Starting from a standing position and having the power of a paddle makes it easier to catch waves, but surfing on a SUP has its own unique challenges, so even if you’re skilled with a surfboard, you’ll still need to practice a lot with a new paddle board in order to develop the skills you need.
Surfing safety is always a priority, however, it’s one of the few watersports that you won’t be required to wear a lifejacket. Because of this, you must be a very strong swimmer and always be aware of current water conditions. In the beginning, you should never surf alone. Keep in mind, the Coast Guard recommends that you always wear a lifejacket when you’re outside the surfing zone. Using a leash will also be very important, so you don’t get separated from your board.
If you purchase a new SUP and it doesn’t come with a leash, then make sure you purchase the right type of leash, one that will allow you to avoid injury and easily maintain control of your board. The leash you use should be around the same length as the SUP. You will also need a straight leash, one that has less recoil. This way, if you fall off your board, the board will not shoot right back at you. Additionally, coiled leashes often get tangled around paddles when you fall off.
The leash should also be attached to the ankle that is the closest to the tail when you’re using a surfing stance.
The Perfect Practice Spot
Until you’re a proficient surfer, you should only practice in areas without any waders, swimmers, and other surfers nearby because if you lose control of your board you could seriously injure someone. The best place to practice is at the beach on one to two-foot waves that break slowly out from a sandy shore. Also, search for a spot that enjoys light offshore wind. This involves wind that blows from the land out toward the water. This type of wind condition will help to keep the waves more predictable and much smoother.
Once you’ve found the perfect practice spot you’ll run into a few issues you must learn how to handle. The first problem you need to master is learning how to launch your board and paddle past a breaking wave. Next, you need to master actually catching a wave. Last of all, you’ll need to learn how to actually surf.
Being in the right position is the key to catching a wave. You also have to commit to the wave you choose. When you’re waiting for the right wave, make sure you line up parallel to an incoming wave, using a hybrid standing stance with your paddle placed on the toe side of the SUP and your toes facing out toward the sea. When you spot a wave you want to try, using this stance, you’ll be able to turn ninety degrees easily so that you’re positioned perpendicularly to an oncoming wave. Once the wave is close enough, you’ll need to use solid, smooth forward strokes in order to achieve the perfect speed. When timed correctly, after four strokes the wave will reach you and pick up the SUP’s tail. It’s crucial that you lean forward at this point in order to get established on the wave’s face. Once you’re confident that you’ve caught the wave you can step back, turning your feet into the proper full surfing stance.

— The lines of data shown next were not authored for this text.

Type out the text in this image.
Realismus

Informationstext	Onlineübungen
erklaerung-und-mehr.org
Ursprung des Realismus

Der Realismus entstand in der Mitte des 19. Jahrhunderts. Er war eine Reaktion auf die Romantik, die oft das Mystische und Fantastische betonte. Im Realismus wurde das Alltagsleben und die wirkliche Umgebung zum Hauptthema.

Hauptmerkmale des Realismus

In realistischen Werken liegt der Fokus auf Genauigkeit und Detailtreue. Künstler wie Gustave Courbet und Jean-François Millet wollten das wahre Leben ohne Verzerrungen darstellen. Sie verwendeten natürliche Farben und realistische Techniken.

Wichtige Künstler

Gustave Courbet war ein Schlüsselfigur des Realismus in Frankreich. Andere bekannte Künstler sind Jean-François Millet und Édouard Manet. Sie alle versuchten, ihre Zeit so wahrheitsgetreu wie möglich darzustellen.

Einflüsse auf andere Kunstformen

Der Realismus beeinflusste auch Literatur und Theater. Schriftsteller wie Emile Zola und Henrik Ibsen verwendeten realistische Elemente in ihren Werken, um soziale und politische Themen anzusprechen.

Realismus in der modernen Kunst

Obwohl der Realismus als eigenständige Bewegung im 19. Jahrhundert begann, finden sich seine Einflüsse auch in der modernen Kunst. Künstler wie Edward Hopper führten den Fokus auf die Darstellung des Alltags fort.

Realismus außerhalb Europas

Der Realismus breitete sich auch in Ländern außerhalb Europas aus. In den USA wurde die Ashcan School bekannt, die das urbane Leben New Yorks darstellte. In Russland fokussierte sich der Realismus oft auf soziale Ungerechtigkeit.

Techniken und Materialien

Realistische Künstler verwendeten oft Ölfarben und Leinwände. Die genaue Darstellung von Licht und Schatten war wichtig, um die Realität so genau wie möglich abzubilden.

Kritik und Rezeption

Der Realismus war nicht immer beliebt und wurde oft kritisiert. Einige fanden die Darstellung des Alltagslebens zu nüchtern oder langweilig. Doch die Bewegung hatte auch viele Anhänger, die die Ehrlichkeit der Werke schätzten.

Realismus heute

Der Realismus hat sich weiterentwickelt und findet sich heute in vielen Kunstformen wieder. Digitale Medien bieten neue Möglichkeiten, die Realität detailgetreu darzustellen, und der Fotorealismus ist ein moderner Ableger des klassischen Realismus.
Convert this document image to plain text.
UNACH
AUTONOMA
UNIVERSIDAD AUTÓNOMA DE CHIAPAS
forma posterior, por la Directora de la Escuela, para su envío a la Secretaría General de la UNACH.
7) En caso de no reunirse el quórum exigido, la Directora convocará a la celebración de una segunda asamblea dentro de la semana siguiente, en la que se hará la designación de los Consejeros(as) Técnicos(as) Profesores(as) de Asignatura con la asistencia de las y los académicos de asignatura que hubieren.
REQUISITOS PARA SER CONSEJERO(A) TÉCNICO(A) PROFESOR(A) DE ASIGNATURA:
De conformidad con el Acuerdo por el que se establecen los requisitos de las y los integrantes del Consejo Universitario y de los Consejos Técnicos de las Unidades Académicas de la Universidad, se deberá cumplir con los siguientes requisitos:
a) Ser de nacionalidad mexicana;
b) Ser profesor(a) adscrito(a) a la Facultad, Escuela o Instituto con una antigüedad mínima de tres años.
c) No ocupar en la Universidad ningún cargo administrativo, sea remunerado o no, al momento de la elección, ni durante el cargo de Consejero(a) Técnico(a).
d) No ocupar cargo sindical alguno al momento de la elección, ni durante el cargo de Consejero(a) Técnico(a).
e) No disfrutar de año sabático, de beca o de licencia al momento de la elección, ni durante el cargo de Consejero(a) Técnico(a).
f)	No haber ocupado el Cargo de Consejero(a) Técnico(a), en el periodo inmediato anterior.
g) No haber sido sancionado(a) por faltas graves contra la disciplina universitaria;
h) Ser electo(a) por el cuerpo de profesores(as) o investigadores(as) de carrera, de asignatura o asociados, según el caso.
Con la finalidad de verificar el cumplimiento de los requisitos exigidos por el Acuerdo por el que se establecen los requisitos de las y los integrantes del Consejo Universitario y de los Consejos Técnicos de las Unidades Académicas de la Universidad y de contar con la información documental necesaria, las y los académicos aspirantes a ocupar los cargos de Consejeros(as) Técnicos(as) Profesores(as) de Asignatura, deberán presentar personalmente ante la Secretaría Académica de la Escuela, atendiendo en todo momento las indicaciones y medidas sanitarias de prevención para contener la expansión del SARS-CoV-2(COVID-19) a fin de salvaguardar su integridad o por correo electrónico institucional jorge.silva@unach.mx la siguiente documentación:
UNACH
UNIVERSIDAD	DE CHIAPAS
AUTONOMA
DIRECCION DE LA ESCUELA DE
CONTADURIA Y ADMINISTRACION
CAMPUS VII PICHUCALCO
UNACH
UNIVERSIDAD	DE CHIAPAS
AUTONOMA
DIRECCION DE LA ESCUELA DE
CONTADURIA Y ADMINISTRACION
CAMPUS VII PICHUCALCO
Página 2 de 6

After you have caught the wave the board will fight to shoot straight down the wave and out in front of it. This will cause you to lose serious speed and stall out. To avoid this you can angle the board on the wave, allowing you to remain in the pocket. If you’re not familiar with surfing terminology, the term pocket refers to a spot in which the breaking portion of the wave connects with the open green face. Many beginner SUP surfers usually find it much easier to position the board so that they’re holding the paddle on the toe side of the board and their toes are facing the wave. This looks easy, but surfing is actually one of the most difficult sports to learn. When practicing, patience is key. You should also expect to do more swimming than surfing until you get the hang of this challenging sport.